REGINA — With Conservative Leader Andrew Scheer thwarted in his bid for a majority government Monday, his supporters clung to major symbolic victories as proof the political tide in Canada had turned in its favour.

Raucous cheers erupted from the floor of Conservative headquarters in Regina over word that longtime Liberal MP and cabinet minister Ralph Goodale — who represents a Regina-area riding — had gone down in defeat to a Conservative candidate.

And Maxime Bernier, the former Conservative MP and leadership candidate who broke from the Tories to launch a libertarian-populist party of his own, also lost his seat in the Quebec riding of Beauce to the Tories.

Small victories perhaps, but they went far Monday night to improve the moods of supporters who had been on the edge of their seats as mixed results rolled in from Atlantic Canada.

Star Conservative candidates failed to scoop up big wins in Nova Scotia, while two former Conservative MPs from New Brunswick will be returning to Ottawa.

"When I see the numbers fluctuate so wildly on here, I just have to calm myself down and go, 'It's not over 'till it's over.'" said Conservative supporter Melanie Burns, whose family recently moved to Saskatchewan from Ontario.

"The West usually prevails in the end and that's what I'm banking on."

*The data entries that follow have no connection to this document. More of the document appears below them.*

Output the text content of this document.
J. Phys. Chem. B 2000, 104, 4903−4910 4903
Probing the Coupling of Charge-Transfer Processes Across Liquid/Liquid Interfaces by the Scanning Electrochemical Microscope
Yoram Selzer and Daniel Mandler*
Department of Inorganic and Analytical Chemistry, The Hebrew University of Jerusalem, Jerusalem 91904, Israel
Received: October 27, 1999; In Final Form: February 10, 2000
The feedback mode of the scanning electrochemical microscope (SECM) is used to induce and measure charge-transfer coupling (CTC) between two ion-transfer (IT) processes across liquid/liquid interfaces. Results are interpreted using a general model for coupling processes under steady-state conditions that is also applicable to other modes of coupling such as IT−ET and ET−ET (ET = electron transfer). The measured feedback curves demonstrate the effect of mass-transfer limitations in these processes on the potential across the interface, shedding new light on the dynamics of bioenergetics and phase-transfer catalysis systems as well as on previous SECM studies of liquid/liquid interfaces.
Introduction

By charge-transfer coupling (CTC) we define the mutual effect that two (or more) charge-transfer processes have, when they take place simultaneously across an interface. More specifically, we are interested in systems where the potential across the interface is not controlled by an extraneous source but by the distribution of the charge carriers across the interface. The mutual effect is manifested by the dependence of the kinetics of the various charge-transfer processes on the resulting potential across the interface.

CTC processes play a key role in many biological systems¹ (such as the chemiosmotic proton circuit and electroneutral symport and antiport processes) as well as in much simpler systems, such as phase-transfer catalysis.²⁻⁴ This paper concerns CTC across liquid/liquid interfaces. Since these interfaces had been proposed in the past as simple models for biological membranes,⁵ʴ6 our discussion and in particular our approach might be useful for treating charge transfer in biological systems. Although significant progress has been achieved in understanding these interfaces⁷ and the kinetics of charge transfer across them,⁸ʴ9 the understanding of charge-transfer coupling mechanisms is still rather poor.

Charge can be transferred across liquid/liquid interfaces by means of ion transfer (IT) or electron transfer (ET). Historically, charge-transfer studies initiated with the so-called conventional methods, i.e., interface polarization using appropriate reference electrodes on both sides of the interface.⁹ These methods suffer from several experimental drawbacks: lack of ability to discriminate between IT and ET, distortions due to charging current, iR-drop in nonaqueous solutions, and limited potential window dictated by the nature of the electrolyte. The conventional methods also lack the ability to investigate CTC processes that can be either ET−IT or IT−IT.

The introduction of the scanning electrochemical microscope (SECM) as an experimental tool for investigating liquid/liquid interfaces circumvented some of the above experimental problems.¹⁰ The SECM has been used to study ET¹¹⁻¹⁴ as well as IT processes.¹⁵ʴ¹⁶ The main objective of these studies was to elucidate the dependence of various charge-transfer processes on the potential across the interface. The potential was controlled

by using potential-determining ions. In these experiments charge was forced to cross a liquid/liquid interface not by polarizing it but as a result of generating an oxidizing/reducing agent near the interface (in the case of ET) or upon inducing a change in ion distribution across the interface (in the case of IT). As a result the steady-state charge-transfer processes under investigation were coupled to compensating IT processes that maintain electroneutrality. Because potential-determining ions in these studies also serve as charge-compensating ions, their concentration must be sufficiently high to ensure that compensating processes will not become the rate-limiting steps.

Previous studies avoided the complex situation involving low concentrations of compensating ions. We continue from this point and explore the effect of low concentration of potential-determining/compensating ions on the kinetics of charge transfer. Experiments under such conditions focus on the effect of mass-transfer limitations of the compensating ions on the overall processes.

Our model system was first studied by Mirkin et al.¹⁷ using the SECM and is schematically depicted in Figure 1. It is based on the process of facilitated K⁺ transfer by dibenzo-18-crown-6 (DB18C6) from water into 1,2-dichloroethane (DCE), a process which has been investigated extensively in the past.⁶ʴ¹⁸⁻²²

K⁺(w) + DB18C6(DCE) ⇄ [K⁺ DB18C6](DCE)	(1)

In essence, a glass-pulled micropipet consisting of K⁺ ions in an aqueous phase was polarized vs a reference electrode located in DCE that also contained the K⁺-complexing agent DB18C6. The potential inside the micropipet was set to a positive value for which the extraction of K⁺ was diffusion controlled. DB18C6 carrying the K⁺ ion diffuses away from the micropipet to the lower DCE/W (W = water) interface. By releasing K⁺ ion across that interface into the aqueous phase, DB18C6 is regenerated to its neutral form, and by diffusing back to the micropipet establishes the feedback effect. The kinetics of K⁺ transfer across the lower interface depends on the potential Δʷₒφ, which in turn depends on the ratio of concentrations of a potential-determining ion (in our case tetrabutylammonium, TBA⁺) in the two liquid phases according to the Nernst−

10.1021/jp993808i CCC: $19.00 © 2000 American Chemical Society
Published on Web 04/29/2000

Headed into the election, the Conservatives had been counting on national anger and frustration with the Liberal government as the key motivating factor this election.

What they hadn't seen coming was the rise of the Bloc Quebecois in Quebec. It was in that province that the party had been hoping for major gains this campaign.

Scheer and Bloc Leader Yves-Francois Blanchet have been locked in a struggle for Quebecers' support the entire 40-day campaign.

A sore spot for the Conservatives in the province is their pledge for a national energy corridor that would ferry gas and electricity across the nation; Blanchet accused Scheer of wanting to force a pipeline across the province, for which there's little support in Quebec.

But another issue was Scheer's personally socially conservative views. Party insiders were frustrated in the early days of the campaign when Scheer was repeatedly attacked for them, but floundered in his response.

Then there was Ontario. A Liberal attack strategy of repeatedly linking the Conservatives federally to the provincial party led by Premier Doug Ford paid off; one Conservative organizer said he heard about Ford at one out of every seven doors.

One casualty of that: Longtime Conservative MP and deputy leader Lisa Raitt. She lost her Toronto-area seat to a former Olympic athlete running for the Liberals.

Raitt had also challenged Scheer for the party leadership in 2017, and was installed as deputy leader in a bid to unite the social-conservative and more progressive wings of the party.

The question of Scheer's leadership did hang in the balance Monday night. Under the terms of his party constitution, after failing to form a majority government he will face a leadership review at the party's next convention.

One of his constituents, Adrienne Ivey, said the results Monday were not what they were hoping for, but Scheer should stay on.

"He's been a leader for a very short time, so I think that experience is a good thing and it's only onward and upward from here."